Mr. ___, Steve Lift, and Detroit in Sorry to Bother You
Costume design by: Deirdra Elizabeth Govan
I’m not sure I’ve seen a directorial debut as fully realized as Boots Riley’s Sorry to Bother You (yes, I liked A Star is Born a good amount, but come on, Bradley, you’re working off a template), and the costumes for all the characters felt like extensions of Riley’s own personal fusion of hip-hop and vintage styles. (I interviewed Riley at an afternoon event for the film, and then later on attended an evening Q+A, for which he had changed outfits; each look featured a different excellent bomber jacket.)
But I’ll single out the outfits of Mr. ___, Steve Lift, and Detroit for our purposes here: Omari Hardwick’s Mr. ___ is immediately attention-grabbing in his luxe three-piece suits, cane, and bowler hat, and he oozes the confidence of a man who has made it; it’s jarring later in the film, then, to see him without his jacket, without his hat, coming to speak to Lakeith Stanfield’s Cassius about the cost of doing business for Armie Hammer’s Steve Lift.

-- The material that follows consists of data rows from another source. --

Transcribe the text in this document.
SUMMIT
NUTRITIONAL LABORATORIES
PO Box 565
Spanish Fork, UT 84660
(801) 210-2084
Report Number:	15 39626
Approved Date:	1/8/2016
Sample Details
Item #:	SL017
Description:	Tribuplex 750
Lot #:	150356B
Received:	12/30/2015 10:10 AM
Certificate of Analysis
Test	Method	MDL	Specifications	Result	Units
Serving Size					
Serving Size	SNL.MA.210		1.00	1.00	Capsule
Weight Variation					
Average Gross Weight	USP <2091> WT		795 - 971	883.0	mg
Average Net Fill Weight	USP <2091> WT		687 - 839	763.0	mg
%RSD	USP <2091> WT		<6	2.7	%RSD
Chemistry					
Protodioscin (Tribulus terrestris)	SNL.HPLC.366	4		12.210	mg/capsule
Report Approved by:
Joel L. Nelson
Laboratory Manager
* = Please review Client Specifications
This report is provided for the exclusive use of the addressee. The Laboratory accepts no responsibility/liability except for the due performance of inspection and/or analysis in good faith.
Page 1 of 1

Lift is, as you can guess from his outfit, a sort of uber-capitalist tech bro, a man who will wear a robe that looks fit for meditation and then throw a sports jacket over it to signify that he’s ready for business. It’s a combo that accentuates Hammer’s stature and also mocks how so many well-paid CEOs end up appropriating Eastern and South Asian traditions and religions once they start feeling guilty about making their billions. And finally there’s Tessa Thompson’s Detroit, a character who is trying to figure out how to fully live her activism while still surviving as an artist, and every outfit she wears is a declaration of who she is — bold, unapologetic, and with the best earrings around.
What about your favorites from this year? Are you pulling for Lara’s minis-and-tights looks in To All the Boys I’ve Loved Before? All of those Blake Lively suits in A Simple Favor? Meet me in the comments!